Current research on plasticity during critical or sensitive periods is challenging long-standing principles related to health promotion and disease prevention. There is growing evidence that factors affecting critical or sensitive period timing can modify onset, duration, and closure. The discovery that significant adversity can accelerate the opening and closure of critical periods for the maturation of fear circuitry in animal models has compelling implications for early intervention in humans.¹¹⁴ The recognition that critical period timing is likely to vary among children presents both a challenge and an opportunity for developing preventive interventions in the early childhood years and for assessing their effectiveness at different ages.⁸⁷ Finally, a deeper understanding of developmental biology is pointing to the need for fresh thinking about the importance of critical or sensitive periods for all developing organs and biological systems, not just the brain.

Concluding Thoughts

Advances in our understanding of how genes, environments, and developmental timing interact dynamically provide a compelling opportunity for leveraging 21st-century science to inform new approaches to health promotion and disease prevention in the context of pediatric practice.
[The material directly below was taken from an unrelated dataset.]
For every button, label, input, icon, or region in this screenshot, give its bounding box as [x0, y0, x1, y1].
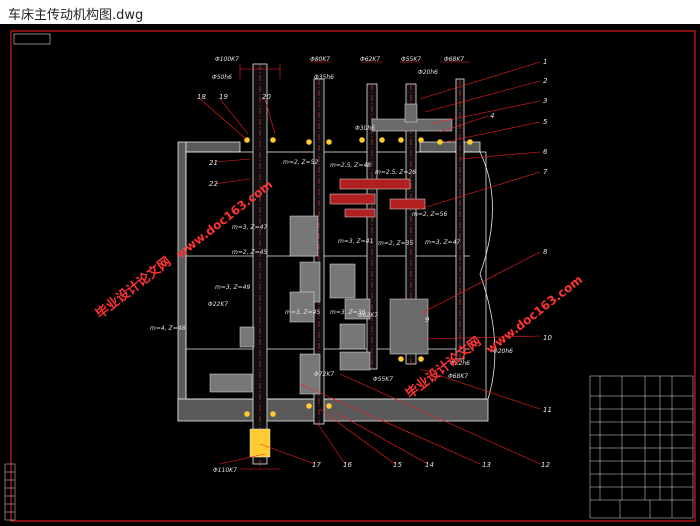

One of the most salient discoveries over recent decades is the integrated nature of the developmental process across biological systems. Equally important, pathologic processes for a range of disorders begin early, even prenatally, and many exert their most potent and long-lasting effects in the first few years after birth. Genetic variation plays a powerful role in susceptibility to specific morbidities, but its consequences are frequently altered by environmental and temporal effects on gene transcription. In a complementary fashion, the strong impacts of both toxic and health-promoting environments on child well-being can be either augmented or blunted by genome-derived susceptibility or the developmental timing of the exposures. The provision of responsive caregiving environments that are attuned to the varied assets and needs of young children, the targeting of specific prevention strategies or treatments on the basis of differential susceptibility, and the timing of interventions to coincide with critical or sensitive periods of optimal receptivity are all examples of how the future of pediatric practice must be guided by a deeper understanding of the mutual, interactive influences of genes, environments, and time.